Futuro “take” da Lusa (corrigido)
Durante o ano que passou, assistimos a algumas poucas manifestações de sindicatos e perigosos actos de colocação na internet de vídeos reveladores do ambiente  são que se vive na escolas, com brincadeiras entre professores e alunos. A sua desvirtuação e as atitudes irresponsáveis dos sindicalistas provocaram o aumento das taxas de juro e dos preços dos combustíveis, a crise do subprime e a falta de dinheiro para o pagamento de salários nalguns clubes de futebol, entre muitas outras coisas.
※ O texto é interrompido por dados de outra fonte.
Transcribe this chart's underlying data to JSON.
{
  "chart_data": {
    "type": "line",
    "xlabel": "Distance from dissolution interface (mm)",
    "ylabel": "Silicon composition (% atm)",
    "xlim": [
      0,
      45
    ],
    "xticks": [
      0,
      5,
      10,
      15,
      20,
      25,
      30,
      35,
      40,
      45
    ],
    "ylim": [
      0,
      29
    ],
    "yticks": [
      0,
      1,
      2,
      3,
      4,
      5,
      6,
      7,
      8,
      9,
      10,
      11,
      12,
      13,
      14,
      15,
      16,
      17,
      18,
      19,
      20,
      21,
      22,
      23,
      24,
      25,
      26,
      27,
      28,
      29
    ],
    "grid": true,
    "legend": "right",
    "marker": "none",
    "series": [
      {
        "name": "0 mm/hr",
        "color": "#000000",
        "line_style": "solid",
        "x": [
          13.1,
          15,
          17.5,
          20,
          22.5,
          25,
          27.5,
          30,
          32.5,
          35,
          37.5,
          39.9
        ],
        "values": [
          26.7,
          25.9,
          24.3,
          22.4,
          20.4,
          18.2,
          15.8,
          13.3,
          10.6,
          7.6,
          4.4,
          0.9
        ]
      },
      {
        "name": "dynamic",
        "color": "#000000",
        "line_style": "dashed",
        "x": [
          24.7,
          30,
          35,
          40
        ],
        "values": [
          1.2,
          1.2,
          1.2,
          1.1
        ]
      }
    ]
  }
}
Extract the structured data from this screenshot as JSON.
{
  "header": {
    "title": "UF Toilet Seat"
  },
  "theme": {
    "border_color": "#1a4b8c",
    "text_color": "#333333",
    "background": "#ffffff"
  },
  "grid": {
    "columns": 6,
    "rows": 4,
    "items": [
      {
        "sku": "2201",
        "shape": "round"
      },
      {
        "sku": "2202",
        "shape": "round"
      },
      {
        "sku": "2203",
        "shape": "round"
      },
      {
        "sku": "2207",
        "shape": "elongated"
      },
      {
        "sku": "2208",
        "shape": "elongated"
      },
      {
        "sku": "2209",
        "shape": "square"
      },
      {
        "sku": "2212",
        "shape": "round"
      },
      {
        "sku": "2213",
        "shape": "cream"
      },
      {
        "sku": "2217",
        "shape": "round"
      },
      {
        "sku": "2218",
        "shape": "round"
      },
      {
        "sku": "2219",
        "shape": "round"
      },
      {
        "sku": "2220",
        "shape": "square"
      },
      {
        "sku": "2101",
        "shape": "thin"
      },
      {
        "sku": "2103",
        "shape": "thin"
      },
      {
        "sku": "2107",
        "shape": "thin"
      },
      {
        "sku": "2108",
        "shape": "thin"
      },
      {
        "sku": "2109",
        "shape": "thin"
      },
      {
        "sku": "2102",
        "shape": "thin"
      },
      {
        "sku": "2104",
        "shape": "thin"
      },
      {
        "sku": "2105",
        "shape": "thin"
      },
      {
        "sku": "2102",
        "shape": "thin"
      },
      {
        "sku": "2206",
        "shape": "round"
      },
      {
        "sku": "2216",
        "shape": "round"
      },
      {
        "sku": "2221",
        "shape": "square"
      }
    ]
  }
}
Os professores, liderados por Mário Nogueira, revelaram-se pessoas desprezíveis e de pouco trabalho, tais como os médicos e demais profissionais da saúde, funcionários públicos e gente da cultura. Valha-nos a banca os banqueiros que sempre demonstraram o seu patriotismo, elevado sentido social e desinteresse pelo lucro fácil.
O governo de José Sócrates, tal como Salazar (Colega, estas referências ainda não são apropriadas!), não deixou a crise chegar a Portugal. Sabendo que de Espanha não vêm nem ventos nem bons casamentos, Sócrates voou para Madrid e mais tarde para Bruxelas declarando que Portugal não estagnará. Com estas rápidas deslocações, Sócrates, tratou da redução das taxas de juro, diminuiu o preço do barril do petróleo (para que as gasolineiras pudessem ganhar mais e os consumidores não se queixassem tanto) e gastou o cheque que os seus camaradas colegas de governo lhe deram – os seus assessores garantiram que os sapatos que comprou, embora fossem de uma ilustre marca estrangeira, foram totalmente produzidos e concebidos por recém-licenciados portugueses que emigraram ao abrigo do programa do governo “Vai e Não Voltes”.
Durante este ano Portugal ficou mais alegre feliz, de acordo com um estudo da Eurosondagem e a opinião do jornalista Pedro Silva Pereira.